Both those who are mourning the deceased and those who are criticizing him are drawing upon their respective experiences and values. The people lined up to pay their respects in front of Seoul City Hall reportedly include no small number of people who benefited, directly or indirectly, from Park’s policies, including community activists and those who assist people with disabilities.

No enmity should be felt for those who agree with the values and ideals that Park achieved through his civic activism and work as mayor and who want to honor him for that work. The same goes for those who sympathize with the woman who complained of sexual harassment and those who want to prevent other women from suffering in that way. Indeed, examining the systemic problems that made such behavior possible conforms to the spirit with which Park himself advocated human rights and gender equality.

The problem is the tendency to assume that people have to choose between these two positions, even though they aren’t contradictory. Those who insist that mourning Park counts as aggression against his former secretary or that solidarity with his secretary constitutes the rejection of those who mourn are engaging in simplistic thinking that harms all involved, without doing a bit of good.
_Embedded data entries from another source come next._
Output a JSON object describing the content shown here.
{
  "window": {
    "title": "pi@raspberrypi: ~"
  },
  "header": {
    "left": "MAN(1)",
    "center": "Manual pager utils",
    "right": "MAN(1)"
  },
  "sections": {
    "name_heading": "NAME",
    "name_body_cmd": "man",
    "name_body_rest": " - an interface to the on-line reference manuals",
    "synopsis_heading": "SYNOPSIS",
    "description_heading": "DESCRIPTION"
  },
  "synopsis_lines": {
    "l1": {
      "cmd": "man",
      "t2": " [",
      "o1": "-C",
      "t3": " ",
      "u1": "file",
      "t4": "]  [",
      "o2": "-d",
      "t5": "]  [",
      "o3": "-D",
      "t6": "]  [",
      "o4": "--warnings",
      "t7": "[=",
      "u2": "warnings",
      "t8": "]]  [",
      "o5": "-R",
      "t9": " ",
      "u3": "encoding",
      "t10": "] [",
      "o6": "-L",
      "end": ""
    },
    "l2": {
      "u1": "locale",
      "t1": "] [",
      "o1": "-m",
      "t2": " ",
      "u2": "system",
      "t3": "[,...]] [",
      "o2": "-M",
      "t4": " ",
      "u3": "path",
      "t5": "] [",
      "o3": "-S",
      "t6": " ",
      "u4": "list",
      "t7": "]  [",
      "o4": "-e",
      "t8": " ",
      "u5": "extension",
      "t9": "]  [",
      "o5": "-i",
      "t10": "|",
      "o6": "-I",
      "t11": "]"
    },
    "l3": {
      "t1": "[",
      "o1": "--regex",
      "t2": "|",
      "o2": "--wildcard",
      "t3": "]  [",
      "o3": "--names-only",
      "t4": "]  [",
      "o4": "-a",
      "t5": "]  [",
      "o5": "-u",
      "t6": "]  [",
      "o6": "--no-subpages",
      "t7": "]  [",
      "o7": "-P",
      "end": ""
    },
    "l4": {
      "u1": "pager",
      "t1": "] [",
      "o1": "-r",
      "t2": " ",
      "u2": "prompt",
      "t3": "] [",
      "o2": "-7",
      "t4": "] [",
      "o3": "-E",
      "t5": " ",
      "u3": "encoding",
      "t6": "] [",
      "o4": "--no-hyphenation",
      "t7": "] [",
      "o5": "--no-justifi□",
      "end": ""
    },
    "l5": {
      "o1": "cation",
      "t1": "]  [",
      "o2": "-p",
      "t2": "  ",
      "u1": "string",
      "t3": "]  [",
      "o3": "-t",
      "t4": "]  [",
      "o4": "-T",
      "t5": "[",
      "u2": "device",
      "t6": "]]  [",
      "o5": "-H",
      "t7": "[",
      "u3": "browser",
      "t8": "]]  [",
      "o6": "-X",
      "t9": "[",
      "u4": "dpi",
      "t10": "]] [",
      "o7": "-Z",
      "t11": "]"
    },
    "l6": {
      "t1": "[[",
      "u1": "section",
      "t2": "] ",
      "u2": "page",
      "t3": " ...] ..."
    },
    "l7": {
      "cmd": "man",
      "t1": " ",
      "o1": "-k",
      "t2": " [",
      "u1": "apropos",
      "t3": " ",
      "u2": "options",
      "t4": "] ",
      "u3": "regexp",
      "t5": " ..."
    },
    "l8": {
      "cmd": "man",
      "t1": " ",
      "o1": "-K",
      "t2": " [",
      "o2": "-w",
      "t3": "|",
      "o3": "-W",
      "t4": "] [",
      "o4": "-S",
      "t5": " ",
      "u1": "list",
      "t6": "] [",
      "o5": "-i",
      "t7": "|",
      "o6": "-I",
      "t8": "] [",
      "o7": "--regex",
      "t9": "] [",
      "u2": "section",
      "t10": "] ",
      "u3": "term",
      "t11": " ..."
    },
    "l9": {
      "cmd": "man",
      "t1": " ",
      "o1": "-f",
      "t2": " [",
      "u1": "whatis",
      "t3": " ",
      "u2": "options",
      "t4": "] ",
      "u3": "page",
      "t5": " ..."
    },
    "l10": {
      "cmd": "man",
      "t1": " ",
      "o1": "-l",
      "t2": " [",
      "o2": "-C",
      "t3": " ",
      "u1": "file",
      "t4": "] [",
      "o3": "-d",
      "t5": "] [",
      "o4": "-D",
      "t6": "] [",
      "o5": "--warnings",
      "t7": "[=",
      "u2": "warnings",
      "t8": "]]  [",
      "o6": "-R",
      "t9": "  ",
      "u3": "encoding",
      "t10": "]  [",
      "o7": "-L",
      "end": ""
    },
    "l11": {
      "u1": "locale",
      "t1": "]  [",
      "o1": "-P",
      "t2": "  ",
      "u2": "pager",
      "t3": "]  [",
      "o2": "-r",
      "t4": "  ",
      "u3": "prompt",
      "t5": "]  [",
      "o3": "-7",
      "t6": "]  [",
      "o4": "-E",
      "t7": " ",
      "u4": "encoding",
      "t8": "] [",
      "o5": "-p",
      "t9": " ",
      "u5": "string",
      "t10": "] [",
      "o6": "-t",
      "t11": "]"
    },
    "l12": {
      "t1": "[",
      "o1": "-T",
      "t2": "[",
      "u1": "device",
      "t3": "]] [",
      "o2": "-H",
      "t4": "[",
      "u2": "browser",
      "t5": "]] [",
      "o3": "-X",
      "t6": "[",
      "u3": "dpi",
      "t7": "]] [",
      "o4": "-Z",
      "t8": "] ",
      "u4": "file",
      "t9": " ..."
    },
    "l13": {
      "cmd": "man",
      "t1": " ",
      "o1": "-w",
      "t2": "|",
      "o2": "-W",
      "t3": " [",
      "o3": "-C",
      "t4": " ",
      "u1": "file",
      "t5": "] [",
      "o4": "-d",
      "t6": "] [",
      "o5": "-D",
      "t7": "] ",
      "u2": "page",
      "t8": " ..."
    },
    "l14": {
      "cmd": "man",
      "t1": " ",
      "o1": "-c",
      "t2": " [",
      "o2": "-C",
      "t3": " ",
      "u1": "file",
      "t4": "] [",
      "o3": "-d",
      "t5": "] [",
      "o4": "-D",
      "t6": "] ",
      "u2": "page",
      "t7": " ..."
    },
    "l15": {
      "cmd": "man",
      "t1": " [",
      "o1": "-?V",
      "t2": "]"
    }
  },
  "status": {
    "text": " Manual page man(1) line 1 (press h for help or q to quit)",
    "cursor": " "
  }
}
This confusion is partly due to the suddenness of it all, which left people with no chance to collect their thoughts or work through their emotions. After the funeral has been held in all solemnity, there will be time to calmly ponder the lessons left by Park’s life and death. The proper way to remember Park Won-soon, both as a social innovator and a human being, is to move Korean society a step further down the path to development by carrying on his achievements and by correcting his flaws.